The age-old debate over how much time to spend working in your business (i.e. servicing clients and performing the work you get paid to do), versus working on your business (i.e. building it to the next level and innovating), is a topic that is often discussed in business media. However, for an owner or principal (or even the broker who is essentially his own boss), the balance is not so easy to strike. Of course, most of us would ideally like to spend more time working on our business, but how do we make that a reality?
For me, the ability to grow and strategically plan starts with having a group of professionals in place that I know will get the job done. Micromanaging can be a real business buster! That’s why I carefully choose—along with the team I already have in place—project managers, designers and members of the business development and marketing group. As trust grows and they become increasingly valuable members of the firm, their role in our company’s day-to-day operations also expands. Surrounding myself with smart, talented staff who can design, administer, troubleshoot and interact with clients right along with me fosters opportunities for growth on both ends—a win-win.
Does that mean I have my team run the whole show? Certainly not—and I enjoy working with clients as part of my responsibilities—but that doesn’t mean I need to keep each member of the team in a box. At presentations, it’s a plus to share the spotlight and let the client see the diverse skill set and unique personality that each member brings to the table. Some of our most clever design ideas have come from giving parameters around our modern design mission, but then supporting others in providing their own creative input.
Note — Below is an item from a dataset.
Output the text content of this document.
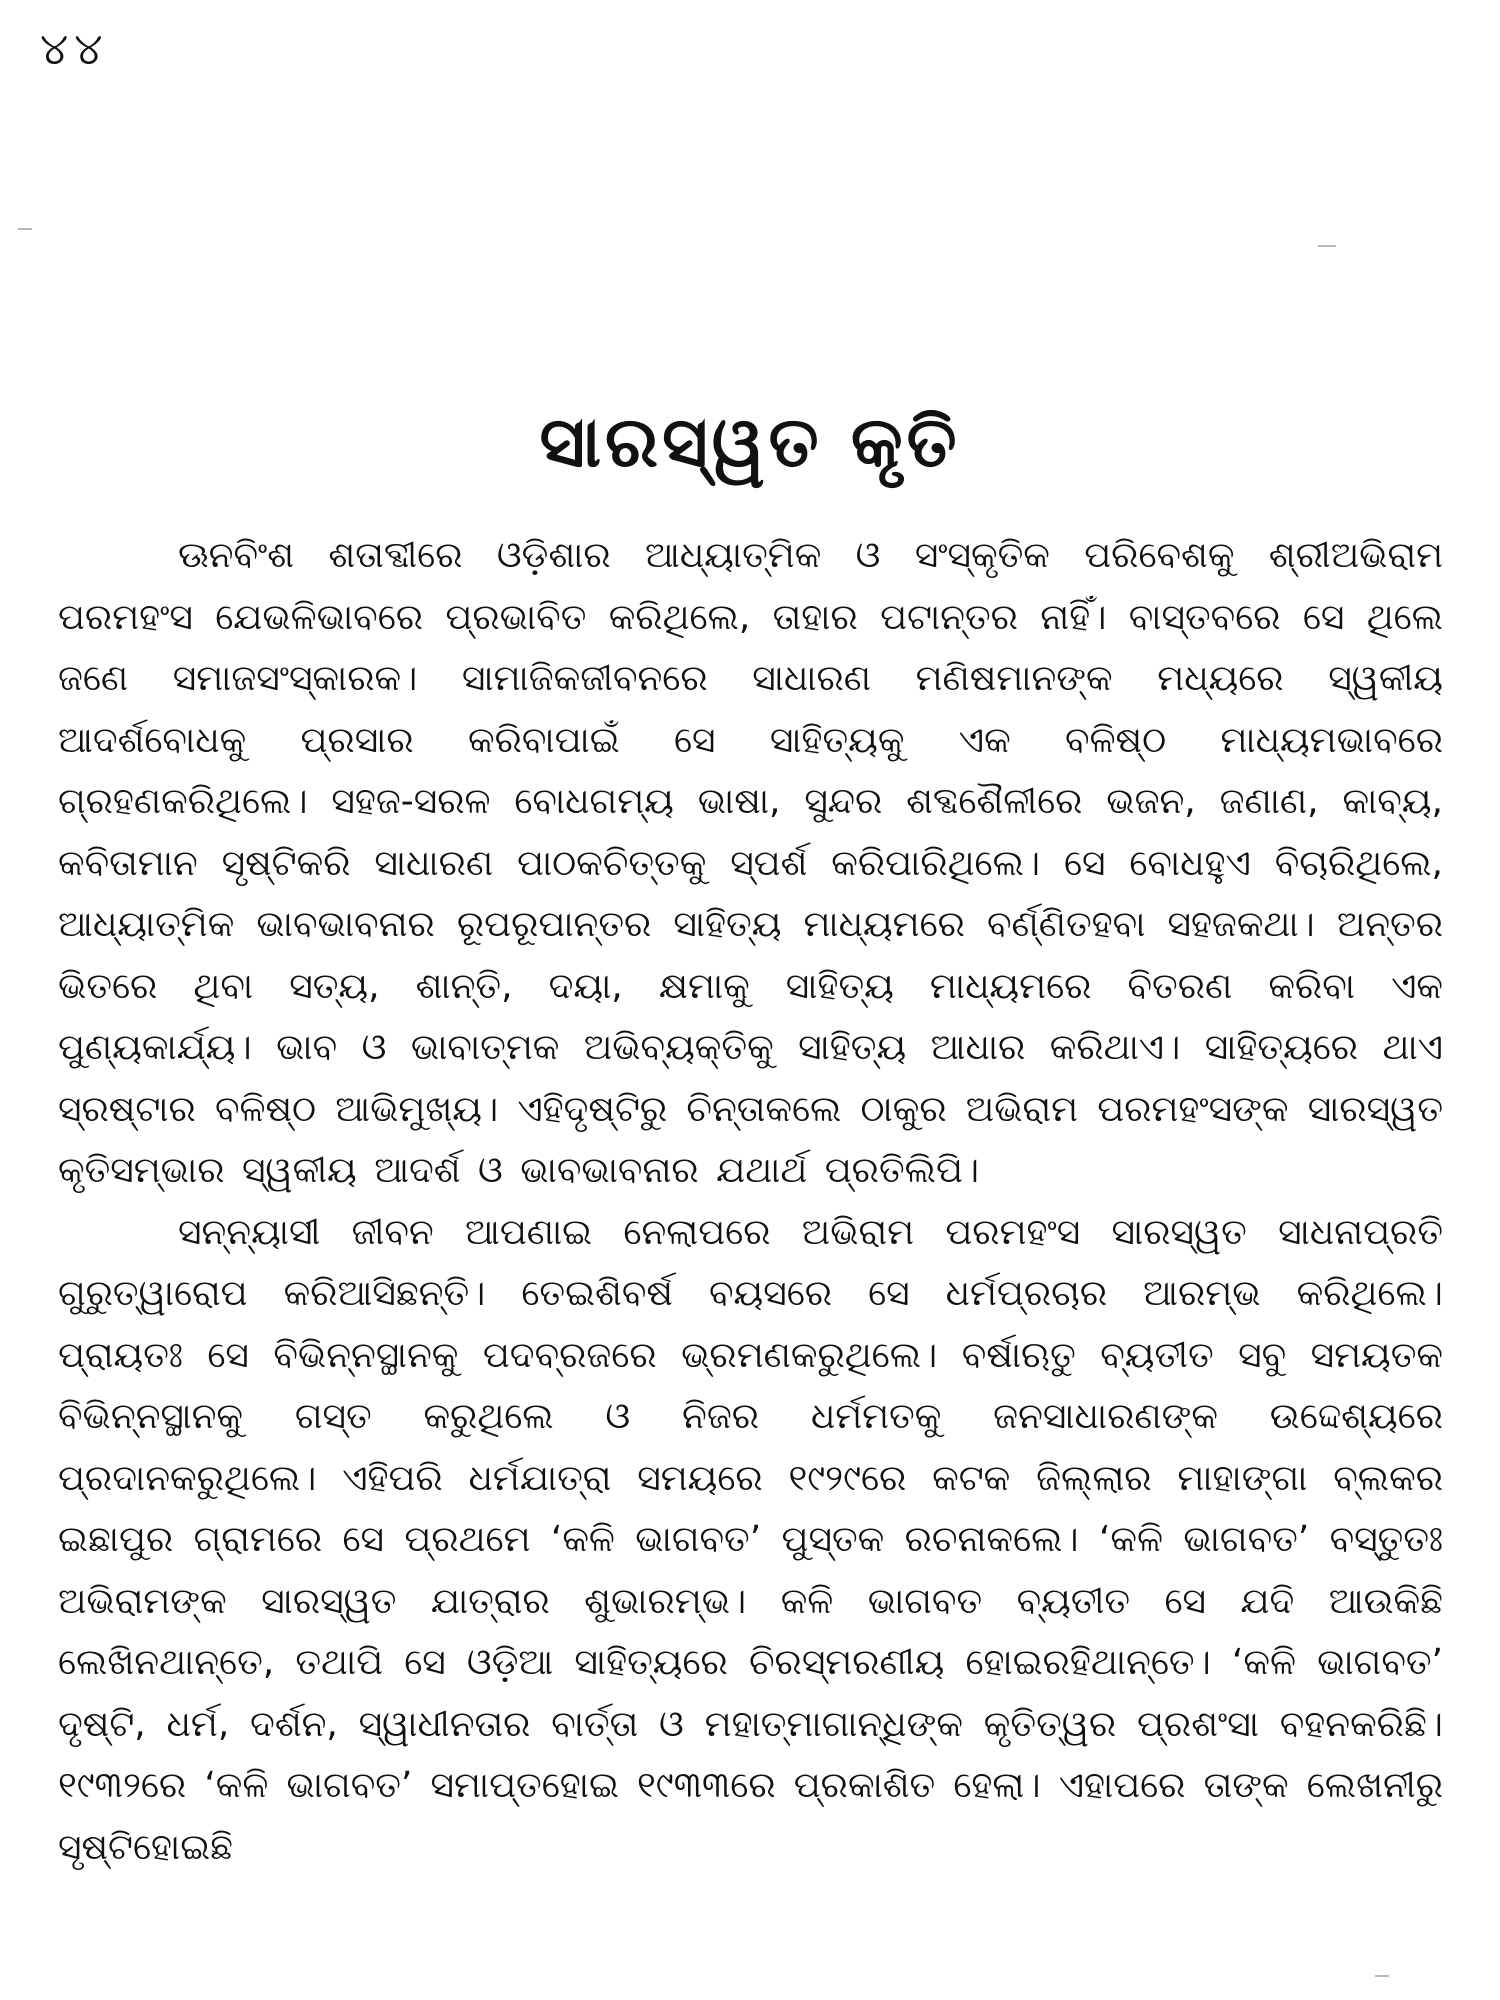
୪୪
ସାରସ୍ୱତ କୃତି

ଊନବିଂଶ ଶତାବ୍ଦୀରେ ଓଡ଼ିଶାର ଆଧ୍ୟାତ୍ମିକ ଓ ସଂସ୍କୃତିକ ପରିବେଶକୁ ଶ୍ରୀଅଭିରାମ ପରମହଂସ ଯେଭଳିଭାବରେ ପ୍ରଭାବିତ କରିଥିଲେ, ତାହାର ପଟାନ୍ତର ନାହିଁ। ବାସ୍ତବରେ ସେ ଥିଲେ ଜଣେ ସମାଜସଂସ୍କାରକ। ସାମାଜିକଜୀବନରେ ସାଧାରଣ ମଣିଷମାନଙ୍କ ମଧ୍ୟରେ ସ୍ୱକୀୟ ଆଦର୍ଶବୋଧକୁ ପ୍ରସାର କରିବାପାଇଁ ସେ ସାହିତ୍ୟକୁ ଏକ ବଳିଷ୍ଠ ମାଧ୍ୟମଭାବରେ ଗ୍ରହଣକରିଥିଲେ। ସହଜ-ସରଳ ବୋଧଗମ୍ୟ ଭାଷା, ସୁନ୍ଦର ଶବ୍ଦଶୈଳୀରେ ଭଜନ, ଜଣାଣ, କାବ୍ୟ, କବିତାମାନ ସୃଷ୍ଟିକରି ସାଧାରଣ ପାଠକଚିତ୍ତକୁ ସ୍ପର୍ଶ କରିପାରିଥିଲେ। ସେ ବୋଧହୁଏ ବିଚାରିଥିଲେ, ଆଧ୍ୟାତ୍ମିକ ଭାବଭାବନାର ରୂପରୂପାନ୍ତର ସାହିତ୍ୟ ମାଧ୍ୟମରେ ବର୍ଣ୍ଣିତହବା ସହଜକଥା। ଅନ୍ତର ଭିତରେ ଥିବା ସତ୍ୟ, ଶାନ୍ତି, ଦୟା, କ୍ଷମାକୁ ସାହିତ୍ୟ ମାଧ୍ୟମରେ ବିତରଣ କରିବା ଏକ ପୁଣ୍ୟକାର୍ଯ୍ୟ। ଭାବ ଓ ଭାବାତ୍ମକ ଅଭିବ୍ୟକ୍ତିକୁ ସାହିତ୍ୟ ଆଧାର କରିଥାଏ। ସାହିତ୍ୟରେ ଥାଏ ସ୍ରଷ୍ଟାର ବଳିଷ୍ଠ ଆଭିମୁଖ୍ୟ। ଏହିଦୃଷ୍ଟିରୁ ଚିନ୍ତାକଲେ ଠାକୁର ଅଭିରାମ ପରମହଂସଙ୍କ ସାରସ୍ୱତ କୃତିସମ୍ଭାର ସ୍ୱକୀୟ ଆଦର୍ଶ ଓ ଭାବଭାବନାର ଯଥାର୍ଥ ପ୍ରତିଲିପି।

ସନ୍ନ୍ୟାସୀ ଜୀବନ ଆପଣାଇ ନେଲାପରେ ଅଭିରାମ ପରମହଂସ ସାରସ୍ୱତ ସାଧନାପ୍ରତି ଗୁରୁତ୍ୱାରୋପ କରିଆସିଛନ୍ତି। ତେଇଶିବର୍ଷ ବୟସରେ ସେ ଧର୍ମପ୍ରଚାର ଆରମ୍ଭ କରିଥିଲେ। ପ୍ରାୟତଃ ସେ ବିଭିନ୍ନସ୍ଥାନକୁ ପଦବ୍ରଜରେ ଭ୍ରମଣକରୁଥିଲେ। ବର୍ଷାଋତୁ ବ୍ୟତୀତ ସବୁ ସମୟତକ ବିଭିନ୍ନସ୍ଥାନକୁ ଗସ୍ତ କରୁଥିଲେ ଓ ନିଜର ଧର୍ମମତକୁ ଜନସାଧାରଣଙ୍କ ଉଦ୍ଦେଶ୍ୟରେ ପ୍ରଦାନକରୁଥିଲେ। ଏହିପରି ଧର୍ମଯାତ୍ରା ସମୟରେ ୧୯୨୯ରେ କଟକ ଜିଲ୍ଲାର ମାହାଙ୍ଗା ବ୍ଲକର ଇଛାପୁର ଗ୍ରାମରେ ସେ ପ୍ରଥମେ ‘କଳି ଭାଗବତ’ ପୁସ୍ତକ ରଚନାକଲେ। ‘କଳି ଭାଗବତ’ ବସ୍ତୁତଃ ଅଭିରାମଙ୍କ ସାରସ୍ୱତ ଯାତ୍ରାର ଶୁଭାରମ୍ଭ। କଳି ଭାଗବତ ବ୍ୟତୀତ ସେ ଯଦି ଆଉକିଛି ଲେଖିନଥାନ୍ତେ, ତଥାପି ସେ ଓଡ଼ିଆ ସାହିତ୍ୟରେ ଚିରସ୍ମରଣୀୟ ହୋଇରହିଥାନ୍ତେ। ‘କଳି ଭାଗବତ’ ଦୃଷ୍ଟି, ଧର୍ମ, ଦର୍ଶନ, ସ୍ୱାଧୀନତାର ବାର୍ତ୍ତା ଓ ମହାତ୍ମାଗାନ୍ଧିଙ୍କ କୃତିତ୍ୱର ପ୍ରଶଂସା ବହନକରିଛି। ୧୯୩୨ରେ ‘କଳି ଭାଗବତ’ ସମାପ୍ତହୋଇ ୧୯୩୩ରେ ପ୍ରକାଶିତ ହେଲା। ଏହାପରେ ତାଙ୍କ ଲେଖନୀରୁ ସୃଷ୍ଟିହୋଇଛି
Next, I try to think “big picture.” That may mean contemplating an expansion beyond the New York metropolitan area (something our firm has done for many years) or creating a tangible design line that dovetails with our interior work. Getting caught up in the daily minutiae can keep you stuck and prevent organic growth from taking place. Now, I do have tight deadlines and objectives to meet, so I’m not immune to those pressures, but one thing I always do to make sure I stay macro is to make a goals list at least once a year. This personal list includes 20 to-dos. Some of these are lofty, some are financial, some are design-related and others are learning-driven, such as acquiring a new tool for negotiations and employing it in my conversations with clients and vendors.
In summary, my “work on the business” strategy involves: a solid team, plenty of trust, being open to new ideas, listening to group input and pausing to set goals for the long- and short-term. That, along with plenty of flexibility and a sense of humor, allows me my own personal, happy balance of working in, as well as on, my business.